7. There is the stereotype that “Americans are dumb, ignorant and stupid.” Obviously you do not want to say anything like this with your business colleagues. A lot of the technological advancements the world enjoys comes from American invention. So obviously some people in the country are a little bit smart and such a stereotype – even an implying of this stereotype – can be highly offensive.

8. While the stereotype that “Americans put work over everything else” is not horribly negative, you still want to avoid insinuating this because it is not true of all Americans. In Silicon Valley, for example, companies specifically make a point of encouraging and supporting life/work balance for their employees.  It is true that there are still many white shoe law firms that value their employees based on how long the employee stays at the office versus going home and spending a few hours per day with their family. But it is wrong to assume all firms are like that and that all Americans care only about work and consumption.

9. Americans are loud is another common stereotype.
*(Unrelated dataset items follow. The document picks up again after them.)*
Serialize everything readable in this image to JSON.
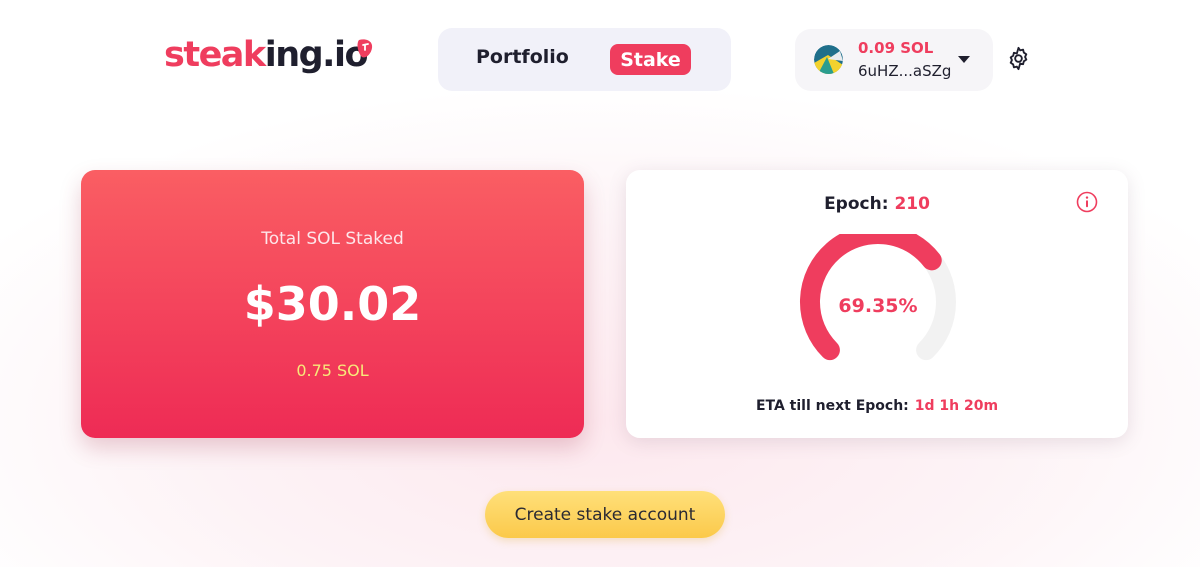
{
  "logo": {
    "part1": "steak",
    "part2": "ing.io"
  },
  "nav": {
    "portfolio_label": "Portfolio",
    "stake_label": "Stake"
  },
  "wallet": {
    "balance": "0.09 SOL",
    "address": "6uHZ...aSZg"
  },
  "total": {
    "label": "Total SOL Staked",
    "value": "$30.02",
    "sol": "0.75 SOL"
  },
  "epoch": {
    "label": "Epoch:",
    "number": "210",
    "progress_pct": 69.35,
    "progress_text": "69.35%",
    "eta_label": "ETA till next Epoch:",
    "eta_value": "1d 1h 20m"
  },
  "cta": {
    "label": "Create stake account"
  },
  "colors": {
    "accent": "#ef3d5e",
    "sol_yellow": "#f7e97a",
    "cta_yellow": "#fbc94a",
    "track": "#f2f2f2"
  }
}
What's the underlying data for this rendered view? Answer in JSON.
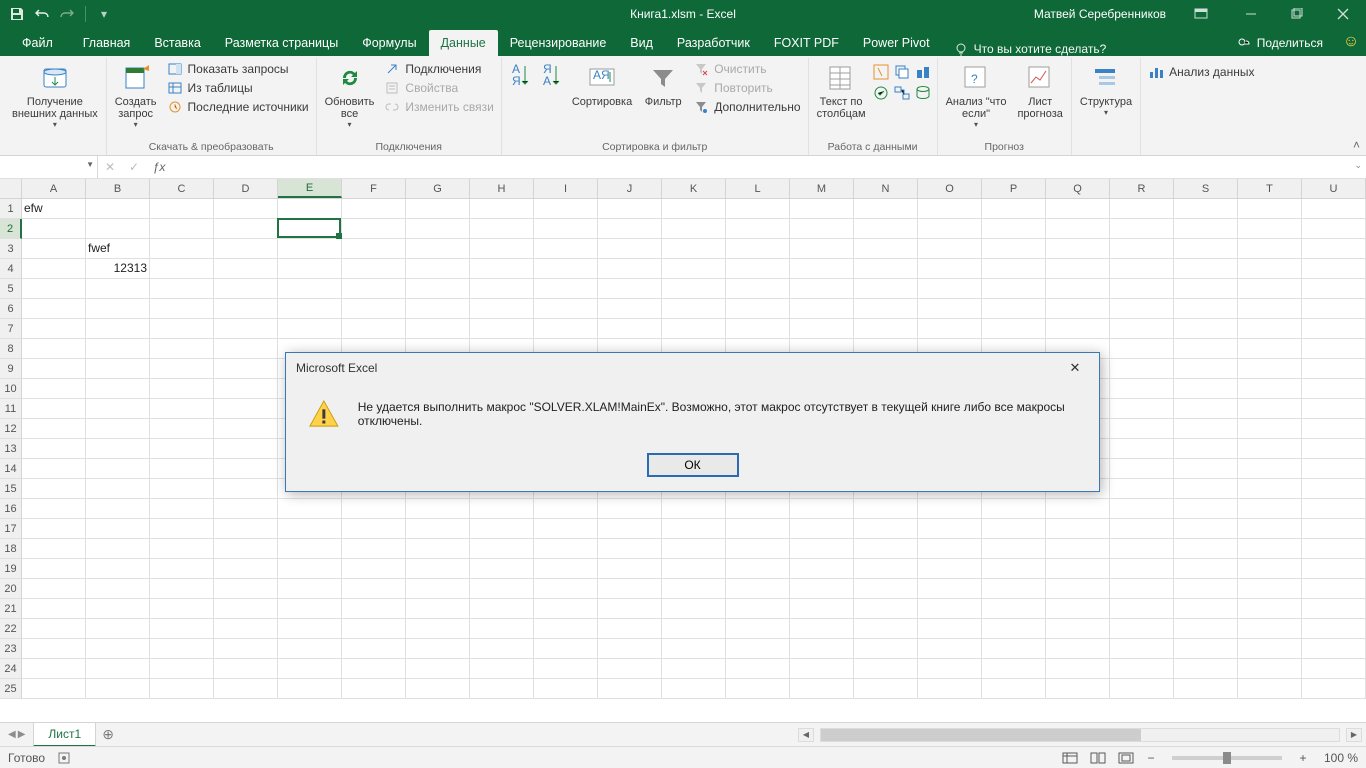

Some are; not all. Again, don’t make these generalized comments in a business setting because you never know who the listener is.

10. The notion that “all Americans are racist” or that all Americans will tolerate racist views and comments is a dangerous one. Like any other country in the world, America does have its share of racist people. Who can deny that? But, especially in a work or business setting where you are socializing for business it is folly to assume you can make so called racist statements with impugnity just because you and the listener are from the same group. Again, you never know who the listener is and what implications these types of comments will have for you and your firm. If you are referring to a specific event or events that were clearly racist, fine. But in your business meeting, surely, you have other things to discuss than these types of controversial topics.